La clase había terminado antes, por lo que él universitario se dio la tarea de tomar la mochila de la chica y llevárselo personalmente. A lo lejos logró ver lo que creyó ser su figura y la siguió. Hallando esa escena que fuera de contexto le hizo añicos su corazón, pues ante sus ojos no pareciera que estuvieran luchando sino que estaban en medio de un beso apasionado. Uno que había sido bastante paciente para conseguir, pero alguien más había ocupado ese lugar antes que él. Sasori agachó la cabeza, asintiendo en silencio, lidiando con un sabor amargo en su boca y sus manos se soltaron. Lentamente bajó la mochila de la chica que colgaba de su hombro, la colocó con cuidado en el piso y se marchó. Inmediatamente Temari abrió la boca queriendo pronunciar cualquier cosa que pudiera detenerlo, pero luego la cerró. ¿Qué le podía decir? "No es lo que crees. De niña sin querer hice un pacto y ahora tengo que lidiar con esto cada vez que me lastimo." Con un profundo suspiro soltó su pesar apretando los parpados con fuerza. Todo fue su culpa. Abrió sus ojos inyectados ahora con rabia y miró la faz del demonio quien todavía seguía sin entender lo que había sucedido. Cuando volteó su cara para verla de frente, ella lo abofeteo tan fuerte que lo hizo girar su rostro. El impacto sorprendió a ambos. La rubia seguía respirando intensamente debido a su sentir, en cambio le había colmado la paciencia al Nara. No por el hecho que le hubiera dolido, si no por ser la primera en toda su demoniaca existencia que una de sus víctimas lograba golpearlo. Dándole justo en su orgullo. Eso y que lo hubieran interrumpido de gozar su manjar dejándolo con un terrible dolor de estómago y aparte tolerar las estupideces de su pacto. Al carajo. Detuvo en seco su análisis en la situación para encarar nuevamente a su presa, a la cual tenía que recordarle la posición en que se encontraba

— Tú — masculló con un semblante que atemorizó a la rubia—. Sí que sabes hacerme enojar.

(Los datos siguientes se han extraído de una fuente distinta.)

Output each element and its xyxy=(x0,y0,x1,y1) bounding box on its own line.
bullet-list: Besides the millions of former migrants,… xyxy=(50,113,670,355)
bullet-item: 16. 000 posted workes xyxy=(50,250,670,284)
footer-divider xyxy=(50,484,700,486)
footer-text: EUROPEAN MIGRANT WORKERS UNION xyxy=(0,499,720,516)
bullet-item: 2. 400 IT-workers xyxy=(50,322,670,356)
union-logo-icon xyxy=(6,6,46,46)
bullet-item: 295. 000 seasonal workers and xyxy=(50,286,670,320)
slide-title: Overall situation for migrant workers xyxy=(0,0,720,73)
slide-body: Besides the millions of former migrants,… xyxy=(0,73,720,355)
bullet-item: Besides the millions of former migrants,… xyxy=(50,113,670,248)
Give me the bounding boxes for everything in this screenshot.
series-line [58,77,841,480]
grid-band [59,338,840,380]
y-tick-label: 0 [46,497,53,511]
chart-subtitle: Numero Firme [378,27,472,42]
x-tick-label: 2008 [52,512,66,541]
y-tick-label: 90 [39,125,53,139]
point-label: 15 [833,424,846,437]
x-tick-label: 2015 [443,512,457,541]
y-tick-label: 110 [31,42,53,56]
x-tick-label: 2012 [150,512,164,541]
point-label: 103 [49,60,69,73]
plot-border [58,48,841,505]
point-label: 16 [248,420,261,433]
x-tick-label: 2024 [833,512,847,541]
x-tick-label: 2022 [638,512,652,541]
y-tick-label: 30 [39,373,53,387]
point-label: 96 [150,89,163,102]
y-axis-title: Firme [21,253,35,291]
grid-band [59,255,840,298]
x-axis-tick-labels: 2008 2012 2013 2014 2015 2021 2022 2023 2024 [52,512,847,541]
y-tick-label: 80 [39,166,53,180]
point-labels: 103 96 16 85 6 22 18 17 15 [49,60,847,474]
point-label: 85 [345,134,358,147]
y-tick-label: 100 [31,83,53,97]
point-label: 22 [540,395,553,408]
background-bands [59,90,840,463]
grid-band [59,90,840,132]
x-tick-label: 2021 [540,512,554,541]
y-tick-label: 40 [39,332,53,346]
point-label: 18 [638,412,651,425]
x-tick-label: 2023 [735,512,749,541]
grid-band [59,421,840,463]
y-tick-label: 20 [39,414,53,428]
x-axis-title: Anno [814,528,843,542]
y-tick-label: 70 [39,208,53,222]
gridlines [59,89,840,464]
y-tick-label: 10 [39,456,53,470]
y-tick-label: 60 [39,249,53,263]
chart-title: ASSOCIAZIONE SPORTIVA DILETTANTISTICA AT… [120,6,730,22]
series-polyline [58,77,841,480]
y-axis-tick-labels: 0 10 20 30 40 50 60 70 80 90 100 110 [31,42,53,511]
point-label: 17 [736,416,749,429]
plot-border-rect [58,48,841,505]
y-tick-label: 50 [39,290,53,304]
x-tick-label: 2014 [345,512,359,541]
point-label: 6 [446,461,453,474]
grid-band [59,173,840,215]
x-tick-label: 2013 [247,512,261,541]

Shikamaru con una sola mano la tomó del cuello y la elevó del piso, volviéndola a recargar contra la pared con potencia. El primer instinto de la rubia fue colocar sus dos manos en el brazo de su atacante que ahora la tenía suspendida del piso. Apretando su cuello, no lo suficiente para sofocarla pero si lo suficiente como para lastimarla un poco. Clavó sus orbes aqua hacia su agresor, cuya marcas brillaban intensamente y hasta le salía humo de las mismas del brazo que la sostenía.

— Tienes suerte de que solo pueda llegar hasta aquí, —mientras que la chica luchaba por seguir respirando lograba escuchar como el muro detrás de ella comenzaba a crujir — porque si por mi fuera. Quedarías esparcida por todo este lugar en este mismo instante hasta el punto de ser irreconocible ante los demás. —Mustió entre dientes—. Así que no cantes victoria aún, porque solo acercaste el día de tu muerte —volvió a bajarla al suelo—. Disfruta mientras puedas.

Terminó soltándola, provocando que la rubia tosiera. Se sostenía su cuello en lo que se recargaba de la pared para darse estabilidad, pues sus piernas estaban a punto de colapsar. El brazo del demonio se había vuelto temporalmente inútil al forzar uno de los términos de su pacto de esa manera. Arrugo su nariz conteniéndose del dolor que sentía, pero no iba a demostrarle ni un poco de su vulnerabilidad a su víctima. Así que encubrió su malestar y la dejo sola. Porque entre más rápido se apartara de ella, más rápido podría recuperarse de su castigo. Lo que no contó fue que al darle la espalda la Sabaku le gritó: "¡Imbécil!" entre toces. Shikamaru negó con la cabeza, esa mujer estaba dispuesta a morir por tener la última palabra.